G 1/19, which admits the patentability of a computer-implemented simulation, was the second opportunity for the Enlarged Board of Appeal to rule on the assessment of the patentability of computer-implemented inventions. Did it take advantage of this One More Chance or was it only One More Time?
At any rate, here, I will only briefly comment these statements in relation to my favorite topic: technicality. And we will see that these statements are interesting! Both on the technicality criterion itself, on the one hand, and on the assessment of technicality, on the other hand.
On the technicality criterion, I have some comments on the basis for this criterion and on its definition by the Enlarged Board.
Concerning the basis, the Enlarged Board recalls, as it is now customary inventions must be patentable “in all fields of technology” (Article 27 TRIPS, introduced into article 52 EPC in 2000). Thus, according to the Enlarged Board, this expression would imply a requirement of technicality, which does not appear explicitly in the EPC. I believe this to be wrong for two reasons.
Firstly, the expression “in all fields of technology” was introduced into the TRIPS Agreement thanks the United States in order to widen the field of patentability as much as possible. On the contrary, the technical character criterion limits it. Secondly, technical and technological are two distinct words that are often confused, particularly in English, whereas in reality technology is knowledge about a technique. Knowledge about a technique is not the technique: science can provide knowledge about a technique but is not technical knowledge, for example.
Neither the TRIPS nor the European Patent Convention contain an adequate basis for the requirement of technical character, even Article 52 list of exclusions is an imperfect basis (e.g. what are aesthetic creations and computer programs doing in the list when they can be technical?). It seems that EPC should have been revised a long time ago by clearly introducing a condition of technical character.

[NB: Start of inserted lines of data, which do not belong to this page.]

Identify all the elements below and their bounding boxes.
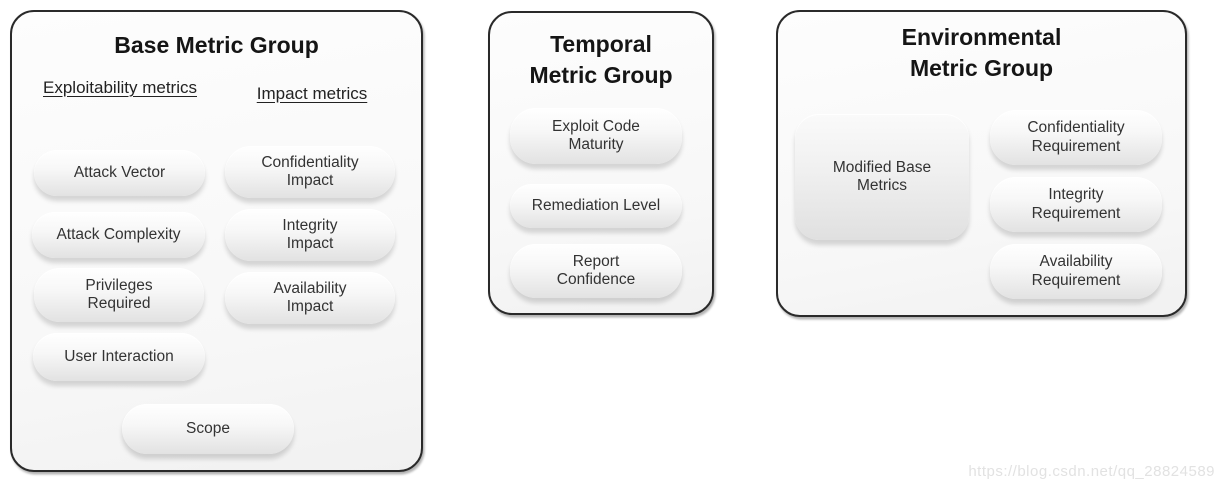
metric-label-privileges-required: Privileges Required — [85, 276, 153, 312]
temporal-metric-group-title: Temporal Metric Group — [490, 29, 712, 91]
metric-label-availability-requirement: Availability Requirement — [1031, 253, 1121, 289]
metric-label-exploit-code-maturity: Exploit Code Maturity — [552, 117, 640, 153]
metric-box-integrity-requirement: Integrity Requirement — [990, 177, 1162, 232]
watermark-text: https://blog.csdn.net/qq_28824589 — [968, 463, 1215, 480]
metric-box-remediation-level: Remediation Level — [510, 184, 682, 228]
metric-label-modified-base-metrics: Modified Base Metrics — [832, 158, 932, 194]
metric-box-scope: Scope — [122, 404, 294, 454]
metric-label-confidentiality-impact: Confidentiality Impact — [261, 153, 359, 189]
metric-label-scope: Scope — [186, 419, 230, 437]
metric-box-integrity-impact: Integrity Impact — [225, 209, 395, 261]
metric-label-integrity-impact: Integrity Impact — [282, 216, 338, 252]
temporal-metric-group-title-text: Temporal Metric Group — [529, 31, 673, 89]
metric-label-user-interaction: User Interaction — [64, 347, 174, 365]
metric-box-availability-requirement: Availability Requirement — [990, 244, 1162, 299]
metric-box-availability-impact: Availability Impact — [225, 272, 395, 324]
metric-box-modified-base-metrics: Modified Base Metrics — [795, 114, 969, 240]
environmental-metric-group-title: Environmental Metric Group — [778, 22, 1185, 84]
metric-label-attack-complexity: Attack Complexity — [56, 225, 181, 243]
metric-box-confidentiality-requirement: Confidentiality Requirement — [990, 110, 1162, 165]
metric-label-attack-vector: Attack Vector — [73, 163, 166, 181]
impact-metrics-header: Impact metrics — [256, 84, 368, 103]
metric-box-user-interaction: User Interaction — [33, 333, 205, 381]
metric-box-exploit-code-maturity: Exploit Code Maturity — [510, 108, 682, 164]
environmental-metric-group-panel: Environmental Metric Group Modified Base… — [776, 10, 1187, 317]
metric-box-report-confidence: Report Confidence — [510, 244, 682, 298]
metric-box-privileges-required: Privileges Required — [34, 268, 204, 322]
base-metric-group-panel: Base Metric Group Exploitability metrics… — [10, 10, 423, 472]
environmental-metric-group-title-text: Environmental Metric Group — [901, 24, 1062, 82]
metric-label-report-confidence: Report Confidence — [556, 252, 636, 288]
metric-label-availability-impact: Availability Impact — [273, 279, 347, 315]
metric-box-attack-vector: Attack Vector — [34, 150, 205, 196]
metric-box-confidentiality-impact: Confidentiality Impact — [225, 146, 395, 198]
base-metric-group-title-text: Base Metric Group — [114, 32, 319, 58]
metric-box-attack-complexity: Attack Complexity — [32, 212, 205, 258]
metric-label-remediation-level: Remediation Level — [531, 196, 661, 214]
metric-label-confidentiality-requirement: Confidentiality Requirement — [1027, 119, 1125, 155]
metric-label-integrity-requirement: Integrity Requirement — [1031, 186, 1121, 222]
exploitability-metrics-header: Exploitability metrics — [43, 78, 197, 97]
temporal-metric-group-panel: Temporal Metric Group Exploit Code Matur… — [488, 11, 714, 315]
base-metric-group-title: Base Metric Group — [12, 30, 421, 61]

Concerning the definition of technicality, the Enlarged Board refers to Rote Taube case law (i.e. a judgment of the German Supreme Court), but only as a starting point. In Rote taube the invention has been defined as “instruction for planned action to achieve a calculable causal result through the application of controllable natural forces“. A requirement of mastery of the forces of nature that has been confused with the requirement of a transformation of Nature.
Then, the Enlarged board states that technicality does not imply an impact on a physical entity. Finally, the Board proposes an open conception of technicality independent of the material world. This proposal is interesting and is the first to our knowledge, although the Enlarged Board insists, wrongly, that a definition of technicality would be too restrictive and not evolutionary. This is wrong because it would not necessarily be the case and a definition would improve legal certainty, which remains a fundamental objective.
Concerning technicality assessment, the Enlarged Board applies the further technical effect method to a simulation. But above all it defines this effect, which is unprecedented. The Enlarged Board thus states: “technical effect going beyond the simulation’s straightforward or unspecified implementation on a standard computer system”.
Unfortunately, the Board does not shed any light on how the different assessment methods are linked: in particular the further technical effect with any hardware approach (i.e. “Hitachi”). It seems, however, that the further technical effect is made for exclusions claimed as such as a product, such as computer programs, as it appears for AI in EPO guidelines.
If this assumption is retained: does this mean that we could apply both further technical effect approach under article 52 and then Hitachi under article 56, when a product and a process are variations of the same invention?
In any case, eventually, the Enlarged Board adopts a vision which seems to be too imprecise to obtain the desired legal certainty in the field of computer science. Perhaps the European Union could finally take up the topic once again with AI, as it did with biotechnologies in the past? Who knows?